Back Mark Twain, Huckleberry Finn, and how to sell a banned book
Adventures of Huckleberry Finn, first edition (Charles L. Webster and Company, 1884)

Since 1982, bookstores and libraries across the country have celebrated Banned Books Week (September 25 to October 2), commemorating the First Amendment and the freedom to read. The campaign also focuses attention on the harm caused by actual or attempted efforts to censor, suppress, and ban works of literature from schools and libraries. And 125 years ago, Adventures of Huckleberry Finn helped start all the ruckus.

When Mark Twain heard that the Concord Public Library in Massachusetts had banned Huckleberry Finn just weeks after it was published, he shrewdly saw it as a great advertising opportunity. On March 18, 1885, the New York Herald reported, perhaps a bit cheekily, that the library committee offered reasons “weighty and to the point”:

One of the Library Committee, while not prepared to hazard the opinion that the book is “absolutely immoral in its tone,” does not hesitate to declare that to him “it seems to contain but very little humor.” Another committeeman perused the volume with great care and discovered that it was “couched in the language of a rough, ignorant dialect” and that “all through its pages there is a systematic use of bad grammar and an employment of inelegant expressions.” The third member voted the book “flippant” and “trash of the veriest sort.” They all united in the verdict that “it deals with a series of experiences that are certainly not elevating,” and voted that it could not be tolerated in the public library.

On April 4, the Hartford Courant published Mark Twain’s reaction, which he wrote in the form of a letter responding to the Concord Free Trade Club’s invitation to become an honorary member:

. . . a committee of the public library of your town have condemned and excommunicated my last book and doubled its sale. This generous action of theirs must necessarily benefit me in one or two additional ways. For instance, it will deter other libraries from buying the book; and you are doubtless aware that one book in a public library prevents the sale of a sure ten and a possible hundred of its mates. And, secondly, it will cause the purchasers of the book to read it, out of curiosity, instead of merely intending to do so, after the usual way of the world and library committees; and then they will discover, to my great advantage and their own indignant disappointment, that there is nothing objectionable in the book after all.
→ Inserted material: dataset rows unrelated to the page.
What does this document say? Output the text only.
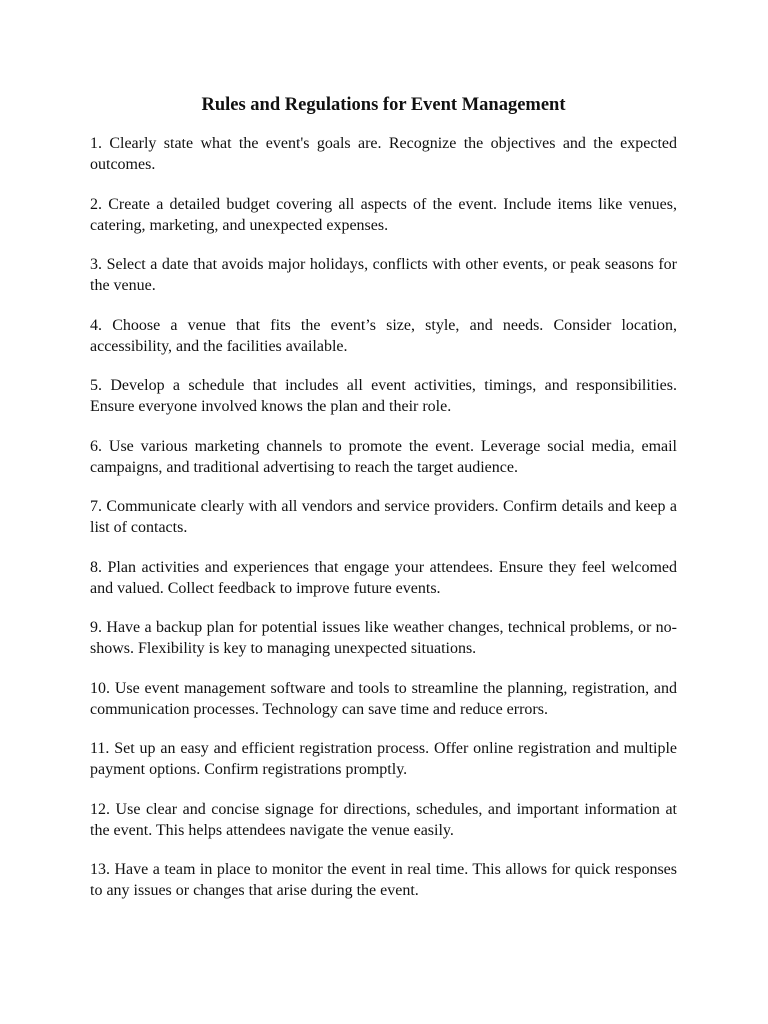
Rules and Regulations for Event Management

1. Clearly state what the event's goals are. Recognize the objectives and the expected outcomes.

2. Create a detailed budget covering all aspects of the event. Include items like venues, catering, marketing, and unexpected expenses.

3. Select a date that avoids major holidays, conflicts with other events, or peak seasons for the venue.

4. Choose a venue that fits the event’s size, style, and needs. Consider location, accessibility, and the facilities available.

5. Develop a schedule that includes all event activities, timings, and responsibilities. Ensure everyone involved knows the plan and their role.

6. Use various marketing channels to promote the event. Leverage social media, email campaigns, and traditional advertising to reach the target audience.

7. Communicate clearly with all vendors and service providers. Confirm details and keep a list of contacts.

8. Plan activities and experiences that engage your attendees. Ensure they feel welcomed and valued. Collect feedback to improve future events.

9. Have a backup plan for potential issues like weather changes, technical problems, or no-shows. Flexibility is key to managing unexpected situations.

10. Use event management software and tools to streamline the planning, registration, and communication processes. Technology can save time and reduce errors.

11. Set up an easy and efficient registration process. Offer online registration and multiple payment options. Confirm registrations promptly.

12. Use clear and concise signage for directions, schedules, and important information at the event. This helps attendees navigate the venue easily.

13. Have a team in place to monitor the event in real time. This allows for quick responses to any issues or changes that arise during the event.
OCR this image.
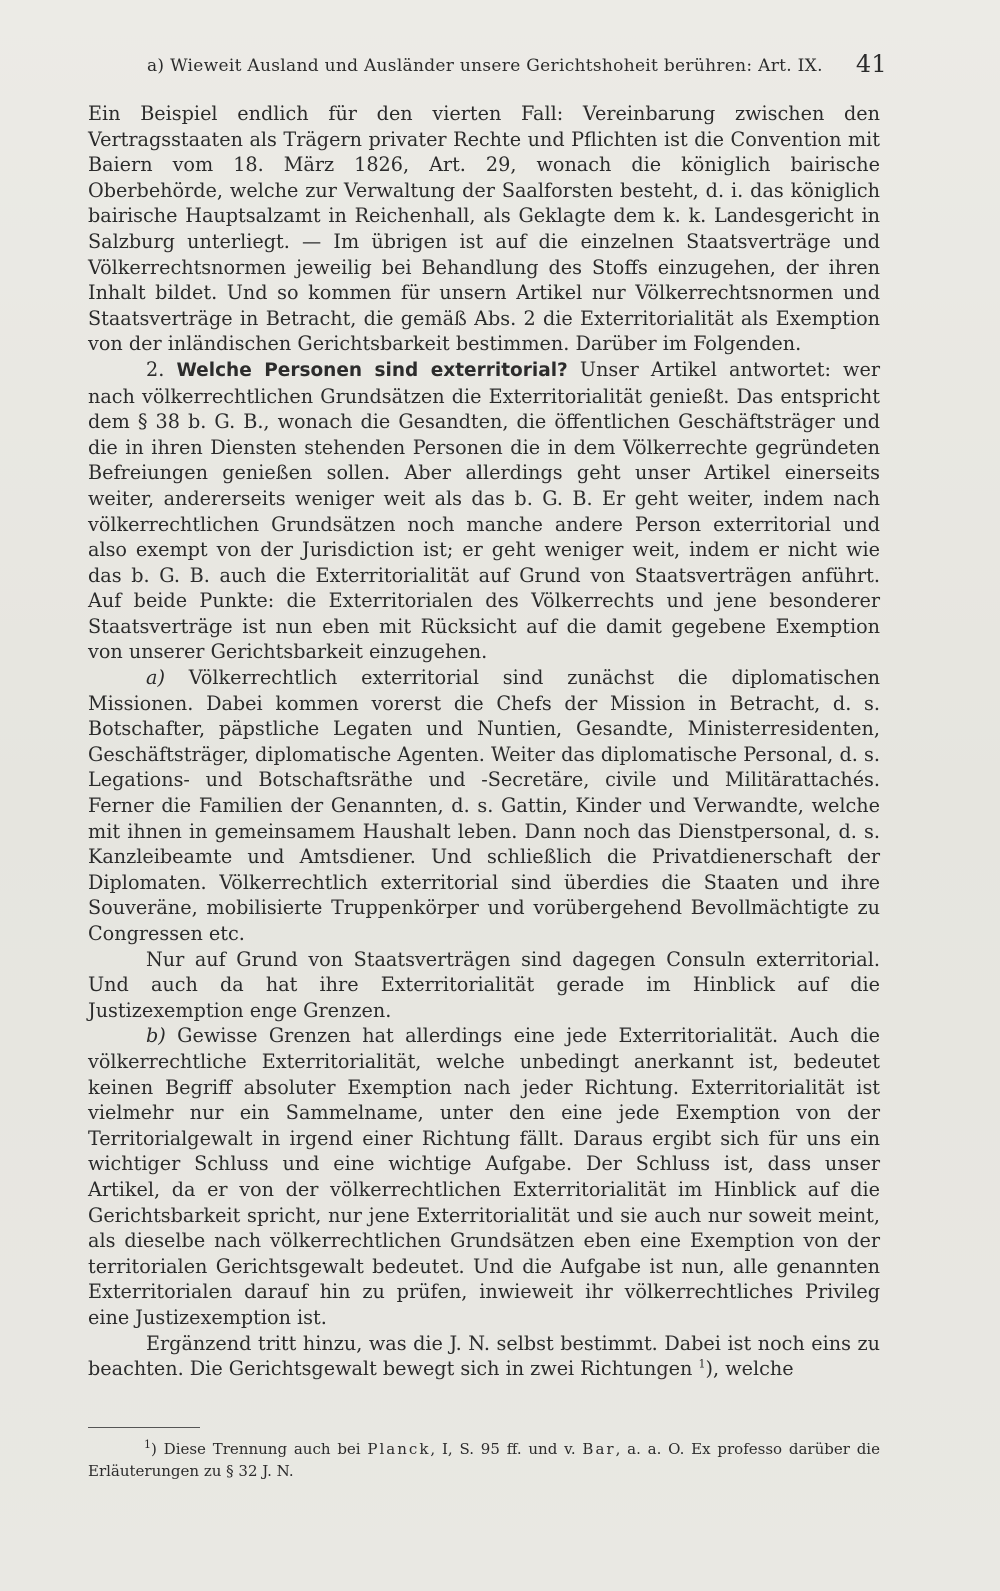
a) Wieweit Ausland und Ausländer unsere Gerichtshoheit berühren: Art. IX. 41

Ein Beispiel endlich für den vierten Fall: Vereinbarung zwischen den Vertragsstaaten als Trägern privater Rechte und Pflichten ist die Convention mit Baiern vom 18. März 1826, Art. 29, wonach die königlich bairische Oberbehörde, welche zur Verwaltung der Saalforsten besteht, d. i. das königlich bairische Hauptsalzamt in Reichenhall, als Geklagte dem k. k. Landesgericht in Salzburg unterliegt. — Im übrigen ist auf die einzelnen Staatsverträge und Völkerrechtsnormen jeweilig bei Behandlung des Stoffs einzugehen, der ihren Inhalt bildet. Und so kommen für unsern Artikel nur Völkerrechtsnormen und Staatsverträge in Betracht, die gemäß Abs. 2 die Exterritorialität als Exemption von der inländischen Gerichtsbarkeit bestimmen. Darüber im Folgenden.

2. Welche Personen sind exterritorial? Unser Artikel antwortet: wer nach völkerrechtlichen Grundsätzen die Exterritorialität genießt. Das entspricht dem § 38 b. G. B., wonach die Gesandten, die öffentlichen Geschäftsträger und die in ihren Diensten stehenden Personen die in dem Völkerrechte gegründeten Befreiungen genießen sollen. Aber allerdings geht unser Artikel einerseits weiter, andererseits weniger weit als das b. G. B. Er geht weiter, indem nach völkerrechtlichen Grundsätzen noch manche andere Person exterritorial und also exempt von der Jurisdiction ist; er geht weniger weit, indem er nicht wie das b. G. B. auch die Exterritorialität auf Grund von Staatsverträgen anführt. Auf beide Punkte: die Exterritorialen des Völkerrechts und jene besonderer Staatsverträge ist nun eben mit Rücksicht auf die damit gegebene Exemption von unserer Gerichtsbarkeit einzugehen.

a) Völkerrechtlich exterritorial sind zunächst die diplomatischen Missionen. Dabei kommen vorerst die Chefs der Mission in Betracht, d. s. Botschafter, päpstliche Legaten und Nuntien, Gesandte, Ministerresidenten, Geschäftsträger, diplomatische Agenten. Weiter das diplomatische Personal, d. s. Legations- und Botschaftsräthe und -Secretäre, civile und Militärattachés. Ferner die Familien der Genannten, d. s. Gattin, Kinder und Verwandte, welche mit ihnen in gemeinsamem Haushalt leben. Dann noch das Dienstpersonal, d. s. Kanzleibeamte und Amtsdiener. Und schließlich die Privatdienerschaft der Diplomaten. Völkerrechtlich exterritorial sind überdies die Staaten und ihre Souveräne, mobilisierte Truppenkörper und vorübergehend Bevollmächtigte zu Congressen etc.

Nur auf Grund von Staatsverträgen sind dagegen Consuln exterritorial. Und auch da hat ihre Exterritorialität gerade im Hinblick auf die Justizexemption enge Grenzen.

b) Gewisse Grenzen hat allerdings eine jede Exterritorialität. Auch die völkerrechtliche Exterritorialität, welche unbedingt anerkannt ist, bedeutet keinen Begriff absoluter Exemption nach jeder Richtung. Exterritorialität ist vielmehr nur ein Sammelname, unter den eine jede Exemption von der Territorialgewalt in irgend einer Richtung fällt. Daraus ergibt sich für uns ein wichtiger Schluss und eine wichtige Aufgabe. Der Schluss ist, dass unser Artikel, da er von der völkerrechtlichen Exterritorialität im Hinblick auf die Gerichtsbarkeit spricht, nur jene Exterritorialität und sie auch nur soweit meint, als dieselbe nach völkerrechtlichen Grundsätzen eben eine Exemption von der territorialen Gerichtsgewalt bedeutet. Und die Aufgabe ist nun, alle genannten Exterritorialen darauf hin zu prüfen, inwieweit ihr völkerrechtliches Privileg eine Justizexemption ist.

Ergänzend tritt hinzu, was die J. N. selbst bestimmt. Dabei ist noch eins zu beachten. Die Gerichtsgewalt bewegt sich in zwei Richtungen $^1$), welche

$^1$) Diese Trennung auch bei Planck, I, S. 95 ff. und v. Bar, a. a. O. Ex professo darüber die Erläuterungen zu § 32 J. N.
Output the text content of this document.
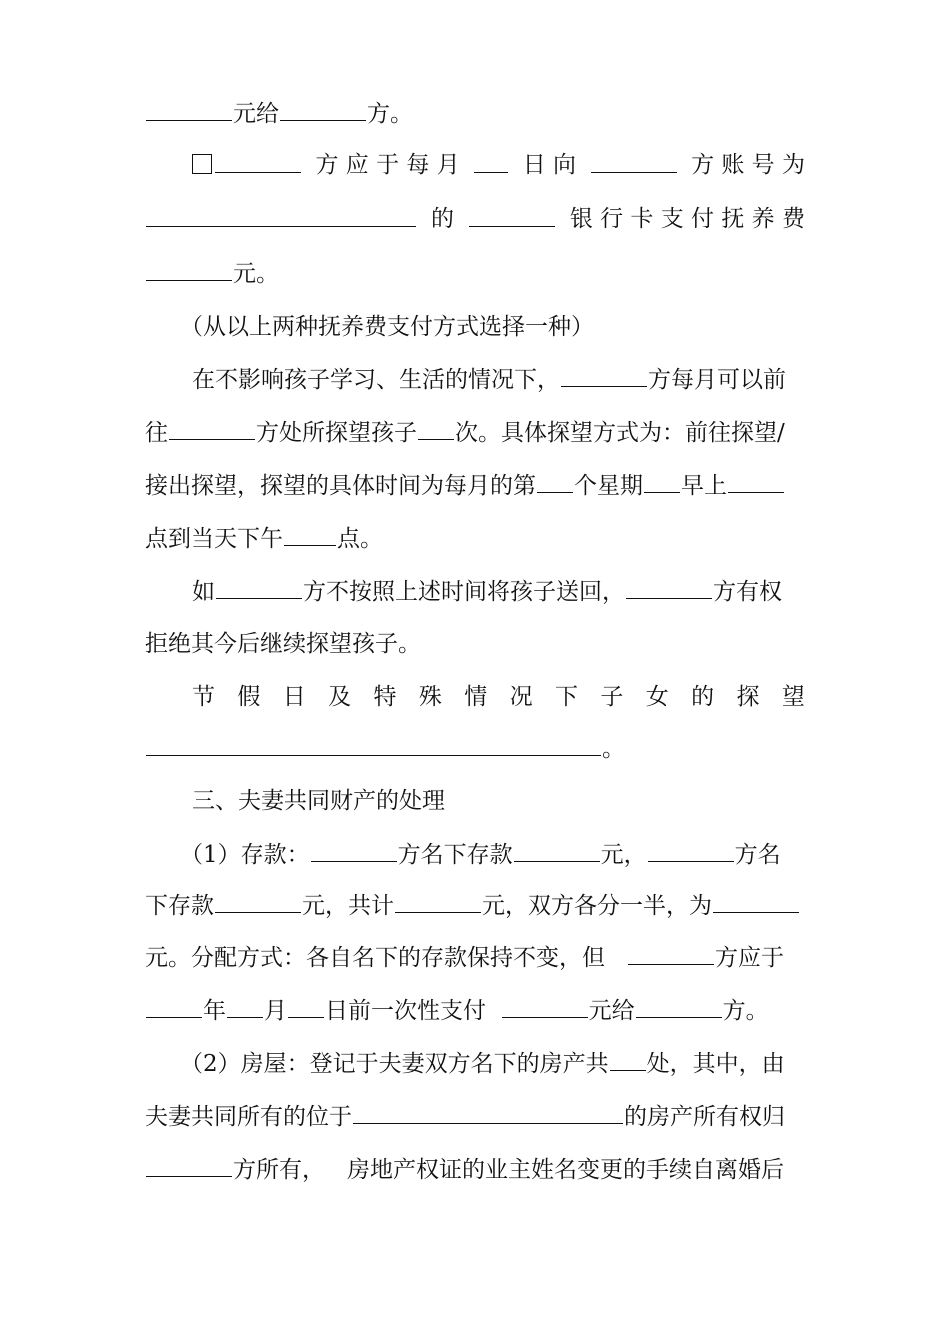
元给	方。
方 应 于 每 月	日 向	方 账 号 为
的	银 行 卡 支 付 抚 养 费
元。
（从以上两种抚养费支付方式选择一种）
在不影响孩子学习、生活的情况下，	方每月可以前
往	方处所探望孩子 次。具体探望方式为：前往探望/
接出探望，探望的具体时间为每月的第 个星期 早上
点到当天下午 点。
如	方不按照上述时间将孩子送回，	方有权
拒绝其今后继续探望孩子。
节 假 日 及 特 殊 情 况 下 子 女 的 探 望
。
三、夫妻共同财产的处理
（1）存款：	方名下存款	元，	方名
下存款	元，共计	元，双方各分一半，为
元。分配方式：各自名下的存款保持不变，但	方应于
年 月 日前一次性支付	元给	方。
（2）房屋：登记于夫妻双方名下的房产共 处，其中，由
夫妻共同所有的位于	的房产所有权归
方所有， 房地产权证的业主姓名变更的手续自离婚后
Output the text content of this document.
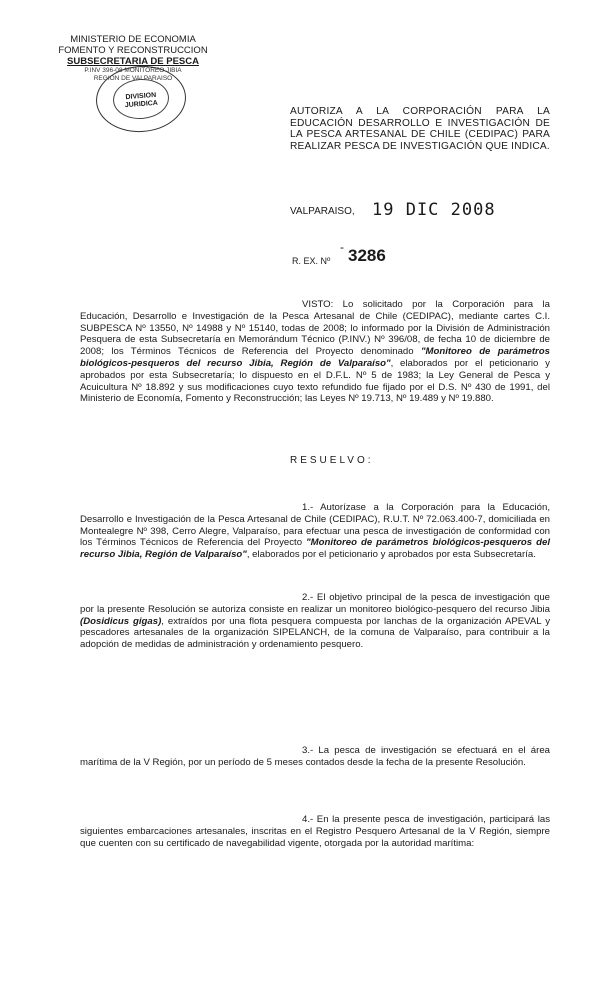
MINISTERIO DE ECONOMIA
FOMENTO Y RECONSTRUCCION
SUBSECRETARIA DE PESCA
P.INV 396-08 MONITOREO JIBIA
REGION DE VALPARAISO
DIVISION
JURIDICA
AUTORIZA A LA CORPORACIÓN PARA LA EDUCACIÓN DESARROLLO E INVESTIGACIÓN DE LA PESCA ARTESANAL DE CHILE (CEDIPAC) PARA REALIZAR PESCA DE INVESTIGACIÓN QUE INDICA.
VALPARAISO, 19 DIC 2008
-
R. EX. Nº 3286
VISTO: Lo solicitado por la Corporación para la Educación, Desarrollo e Investigación de la Pesca Artesanal de Chile (CEDIPAC), mediante cartes C.I. SUBPESCA Nº 13550, Nº 14988 y Nº 15140, todas de 2008; lo informado por la División de Administración Pesquera de esta Subsecretaría en Memorándum Técnico (P.INV.) Nº 396/08, de fecha 10 de diciembre de 2008; los Términos Técnicos de Referencia del Proyecto denominado "Monitoreo de parámetros biológicos-pesqueros del recurso Jibia, Región de Valparaíso", elaborados por el peticionario y aprobados por esta Subsecretaría; lo dispuesto en el D.F.L. Nº 5 de 1983; la Ley General de Pesca y Acuicultura Nº 18.892 y sus modificaciones cuyo texto refundido fue fijado por el D.S. Nº 430 de 1991, del Ministerio de Economía, Fomento y Reconstrucción; las Leyes Nº 19.713, Nº 19.489 y Nº 19.880.
RESUELVO:
1.- Autorízase a la Corporación para la Educación, Desarrollo e Investigación de la Pesca Artesanal de Chile (CEDIPAC), R.U.T. Nº 72.063.400-7, domiciliada en Montealegre Nº 398, Cerro Alegre, Valparaíso, para efectuar una pesca de investigación de conformidad con los Términos Técnicos de Referencia del Proyecto "Monitoreo de parámetros biológicos-pesqueros del recurso Jibia, Región de Valparaíso", elaborados por el peticionario y aprobados por esta Subsecretaría.
2.- El objetivo principal de la pesca de investigación que por la presente Resolución se autoriza consiste en realizar un monitoreo biológico-pesquero del recurso Jibia (Dosidicus gigas), extraídos por una flota pesquera compuesta por lanchas de la organización APEVAL y pescadores artesanales de la organización SIPELANCH, de la comuna de Valparaíso, para contribuir a la adopción de medidas de administración y ordenamiento pesquero.
3.- La pesca de investigación se efectuará en el área marítima de la V Región, por un período de 5 meses contados desde la fecha de la presente Resolución.
4.- En la presente pesca de investigación, participará las siguientes embarcaciones artesanales, inscritas en el Registro Pesquero Artesanal de la V Región, siempre que cuenten con su certificado de navegabilidad vigente, otorgada por la autoridad marítima:
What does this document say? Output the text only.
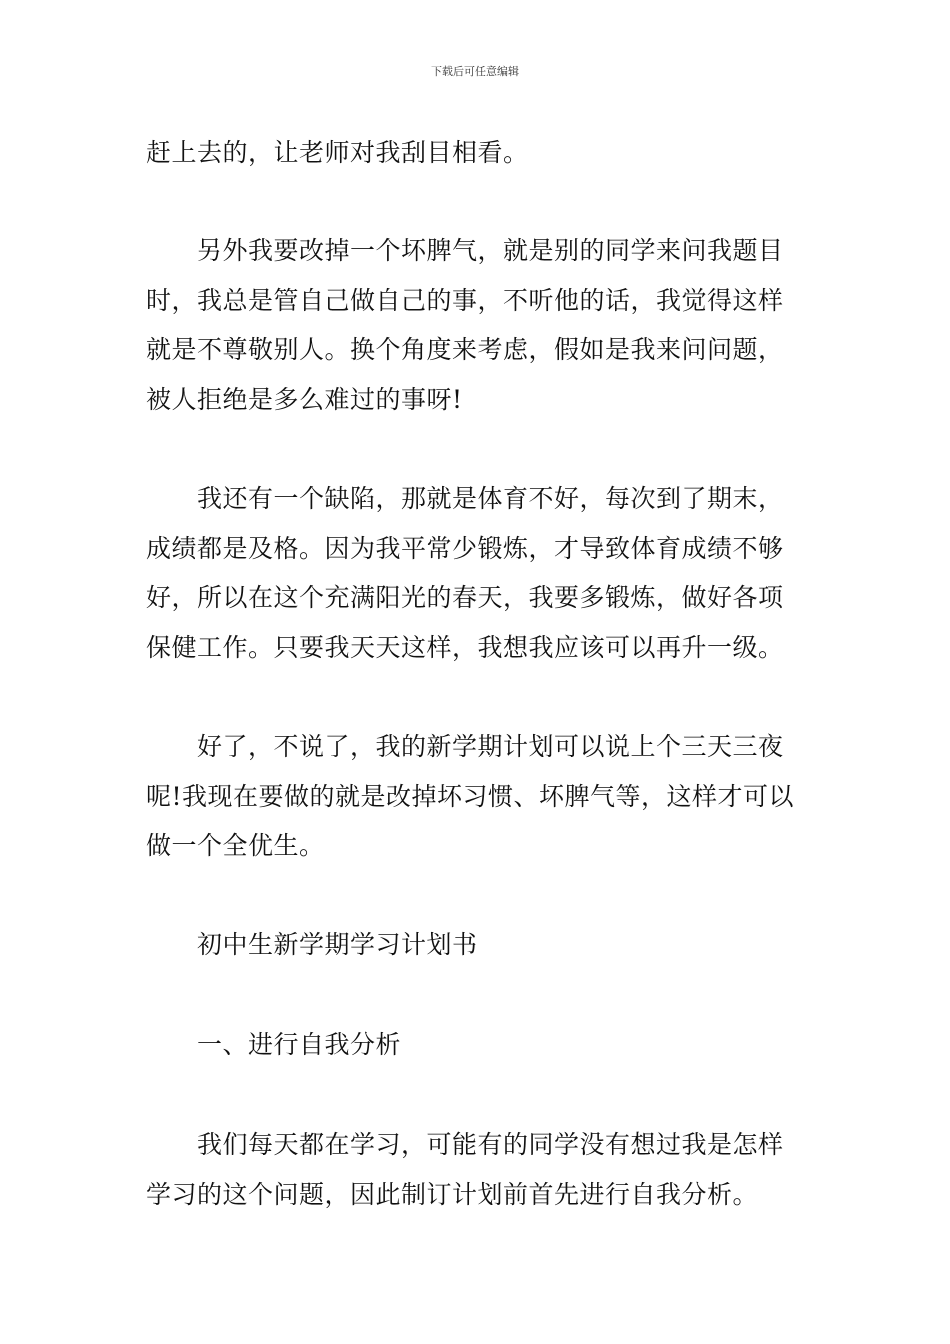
下载后可任意编辑
赶上去的，让老师对我刮目相看。
另外我要改掉一个坏脾气，就是别的同学来问我题目
时，我总是管自己做自己的事，不听他的话，我觉得这样
就是不尊敬别人。换个角度来考虑，假如是我来问问题，
被人拒绝是多么难过的事呀!
我还有一个缺陷，那就是体育不好，每次到了期末，
成绩都是及格。因为我平常少锻炼，才导致体育成绩不够
好，所以在这个充满阳光的春天，我要多锻炼，做好各项
保健工作。只要我天天这样，我想我应该可以再升一级。
好了，不说了，我的新学期计划可以说上个三天三夜
呢!我现在要做的就是改掉坏习惯、坏脾气等，这样才可以
做一个全优生。
初中生新学期学习计划书
一、进行自我分析
我们每天都在学习，可能有的同学没有想过我是怎样
学习的这个问题，因此制订计划前首先进行自我分析。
Banned Book Week continues the spirit of Twain’s response. Although Huckleberry Finn didn’t make the top ten this year (it did in 2007), the Jacket Copy blog recently listed the most-challenged books based on the 460 challenges reported in 2009 to the American Library Association. The ALA has created a kind of honor roll: a page itemizing some of the most “frequently challenged classics,” with the reasons and the outcomes. The honorees range from Go Tell It On the Mountain by James Baldwin to As I Lay Dying by William Faulkner to Portnoy’s Complaint by Philip Roth. Another list, only partly overlapping, can be found on Banned-books.com, and a state-by-state listing of events celebrating Banned Books Weeks is available on the ACLU’s site.

Pick a banned book to read this week.